Press Release: IMF Executive Board Completes Final Review Under Pakistan's PRGF Arrangement
December 1, 2004
The Executive Board of the International Monetary Fund (IMF) completed today the ninth and final review under Pakistan's three-year Poverty Reduction and Growth Facility (PRGF) arrangement. While completion of this review enables the release of the equivalent of SDR 172.3 million (about US$262 million), the Pakistan authorities have already stated that they will not draw the final tranche available under the arrangement, and that they will not seek a successor arrangement once the current PRGF arrangement expires in December 2004.
In completing the final review of the arrangement, the Executive Board also approved Pakistan's request for waivers for the nonobservance of three structural performance criteria and of a continuous performance criterion against the imposition or intensification of exchange restrictions.
Total disbursements under the PRGF arrangement approved on December 6, 2001 (see Press Release No. 01/51) have amounted to the equivalent of SDR 861.4 million (about US$1.31 billion). The PRGF is the IMF's concessional facility for low-income countries. PRGF loans carry an annual interest rate of 0.5 percent, and are payable over 10 years with a 5½-year grace period on principal payments.
Following the Executive Board's discussion of Pakistan's economic performance, Agustín Carstens, Deputy Managing Director and Acting Chair, stated:
"During Pakistan's three-year arrangement under the Poverty Reduction and Growth Facility (PRGF), the country has made a strong recovery from the economic crisis of the late 1990s. Tighter macroeconomic policies and structural reforms have resulted in a stronger external position, a lower public debt burden, renewed access to international capital markets, and a revival in growth, albeit accompanied lately by some increase in inflation. External support has played a part in Pakistan's recovery, but the turnaround has been primarily due to the implementation of strongly owned government policies.
"Executive Directors commended Pakistan on the successful completion of its arrangement under the PRGF. Directors welcomed the authorities' decision not to draw the final tranche, given Pakistan's improved economic situation, so that these resources become available for other countries in need of concessional support from the Fund. The authorities have indicated that they do not wish to seek a successor arrangement following the expiration of the current arrangement. Instead, Pakistan will rely on domestic and international capital markets to meet its financing needs, complemented by continued support from the World Bank, the Asian Development Bank, and bilateral donors. The Fund will maintain a dialogue with the authorities on economic and financial developments and policies in the context of the Fund's normal consultations with member countries.

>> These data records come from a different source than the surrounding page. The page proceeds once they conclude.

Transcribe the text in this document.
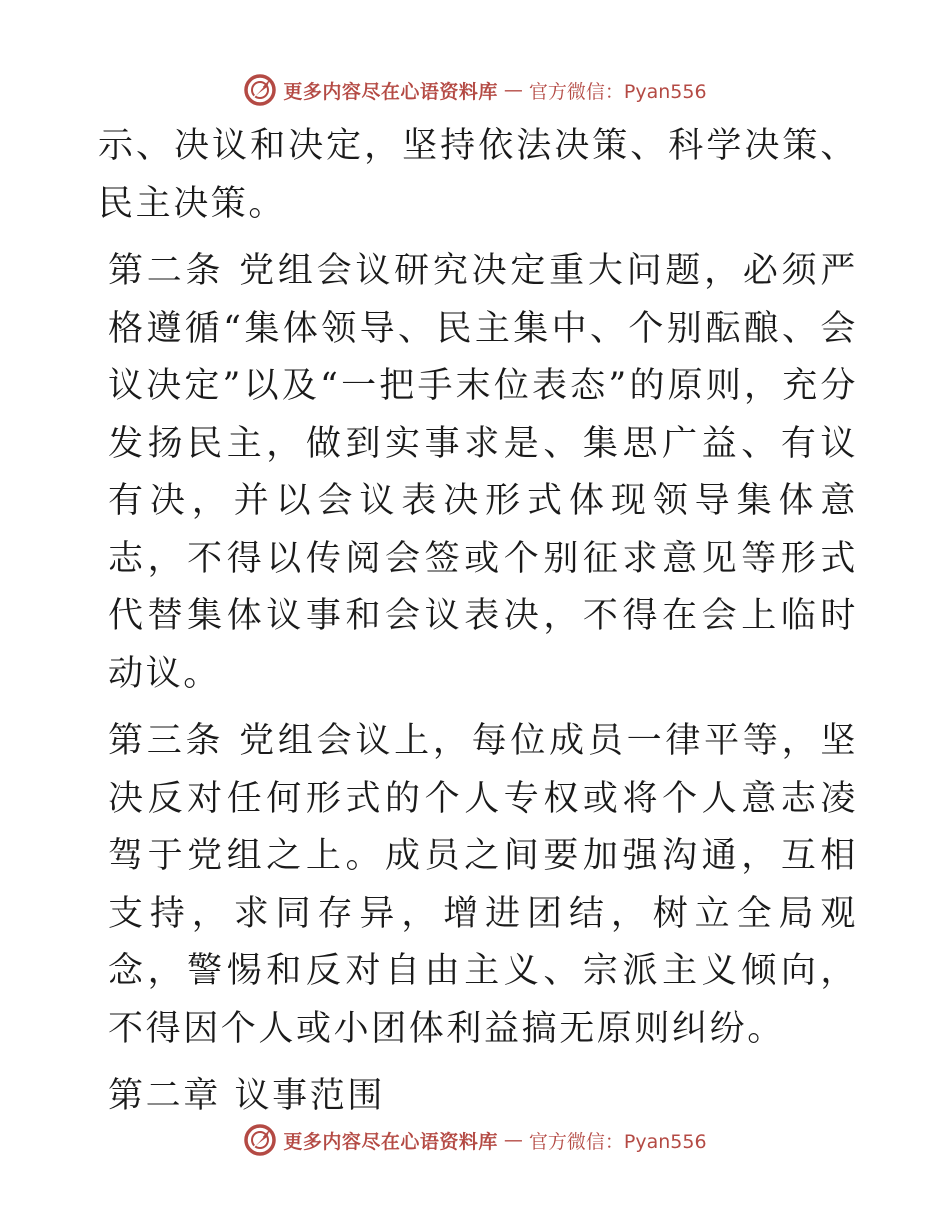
更多内容尽在心语资料库 — 官方微信：Pyan556

示、决议和决定，坚持依法决策、科学决策、民主决策。

第二条 党组会议研究决定重大问题，必须严格遵循“集体领导、民主集中、个别酝酿、会议决定”以及“一把手末位表态”的原则，充分发扬民主，做到实事求是、集思广益、有议有决，并以会议表决形式体现领导集体意志，不得以传阅会签或个别征求意见等形式代替集体议事和会议表决，不得在会上临时动议。

第三条 党组会议上，每位成员一律平等，坚决反对任何形式的个人专权或将个人意志凌驾于党组之上。成员之间要加强沟通，互相支持，求同存异，增进团结，树立全局观念，警惕和反对自由主义、宗派主义倾向，不得因个人或小团体利益搞无原则纠纷。

第二章 议事范围

更多内容尽在心语资料库 — 官方微信：Pyan556
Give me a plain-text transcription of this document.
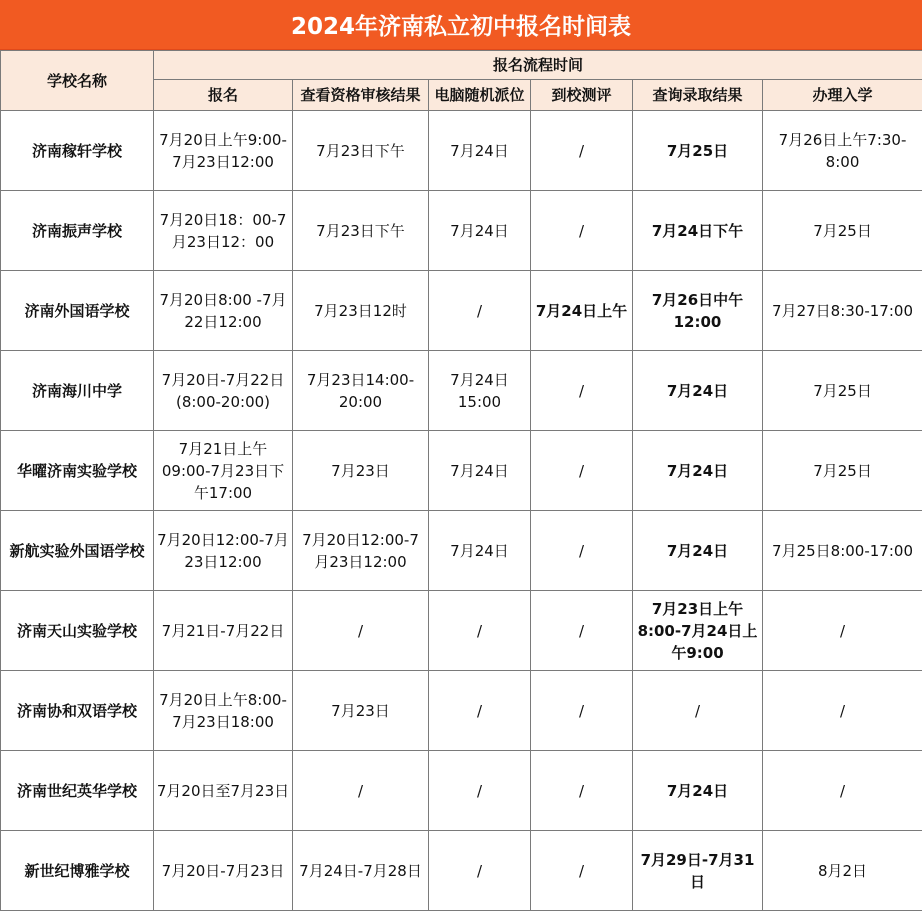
2024年济南私立初中报名时间表
学校名称	报名流程时间					
	报名	查看资格审核结果	电脑随机派位	到校测评	查询录取结果	办理入学
济南稼轩学校	7月20日上午9:00-7月23日12:00	7月23日下午	7月24日	/	7月25日	7月26日上午7:30-8:00
济南振声学校	7月20日18：00-7月23日12：00	7月23日下午	7月24日	/	7月24日下午	7月25日
济南外国语学校	7月20日8:00 -7月22日12:00	7月23日12时	/	7月24日上午	7月26日中午12:00	7月27日8:30-17:00
济南海川中学	7月20日-7月22日(8:00-20:00)	7月23日14:00-20:00	7月24日15:00	/	7月24日	7月25日
华曜济南实验学校	7月21日上午09:00-7月23日下午17:00	7月23日	7月24日	/	7月24日	7月25日
新航实验外国语学校	7月20日12:00-7月23日12:00	7月20日12:00-7月23日12:00	7月24日	/	7月24日	7月25日8:00-17:00
济南天山实验学校	7月21日-7月22日	/	/	/	7月23日上午8:00-7月24日上午9:00	/
济南协和双语学校	7月20日上午8:00-7月23日18:00	7月23日	/	/	/	/
济南世纪英华学校	7月20日至7月23日	/	/	/	7月24日	/
新世纪博雅学校	7月20日-7月23日	7月24日-7月28日	/	/	7月29日-7月31日	8月2日
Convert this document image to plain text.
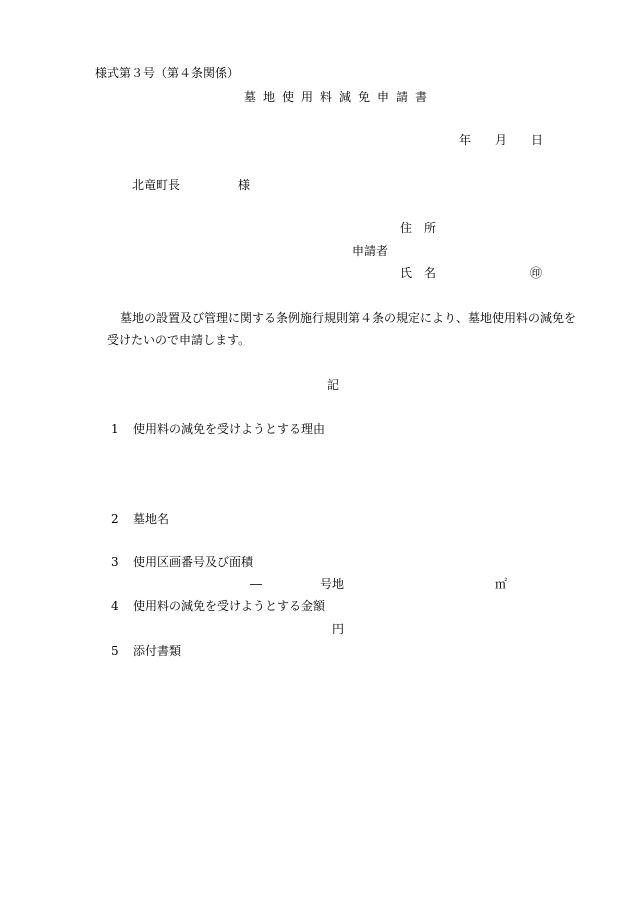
様式第３号（第４条関係）
墓 地 使 用 料 減 免 申 請 書
年 月 日
北竜町長	様
住 所
申請者
氏 名	㊞
墓地の設置及び管理に関する条例施行規則第４条の規定により、墓地使用料の減免を
受けたいので申請します。
記
1 使用料の減免を受けようとする理由
2 墓地名
3 使用区画番号及び面積
―	号地	㎡
4 使用料の減免を受けようとする金額
円
5 添付書類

"Pakistan continues to face major challenges in trying to meet its Millennium Development Goals. Social indicators remain weak. To achieve a significant and lasting reduction in poverty, strong, non-inflationary growth will need to be maintained, but the authorities will also need to ensure that growth will benefit the poor. Maintaining high rates of economic growth will require the continued implementation of sound macroeconomic policies, with monetary policy focusing on maintaining low inflation and avoiding the entrenchment of inflationary expectations, as well as structural reforms. A continued fiscal effort will be needed to reduce the public debt burden further, while increasing funding for social spending, consistent with Pakistan's Poverty Reduction Strategy Paper. The authorities will furthermore need to ensure that provincial and local governments have the administrative and financial means to carry out their increased responsibilities for the delivery of key public services, including health care and education," Mr. Carstens said.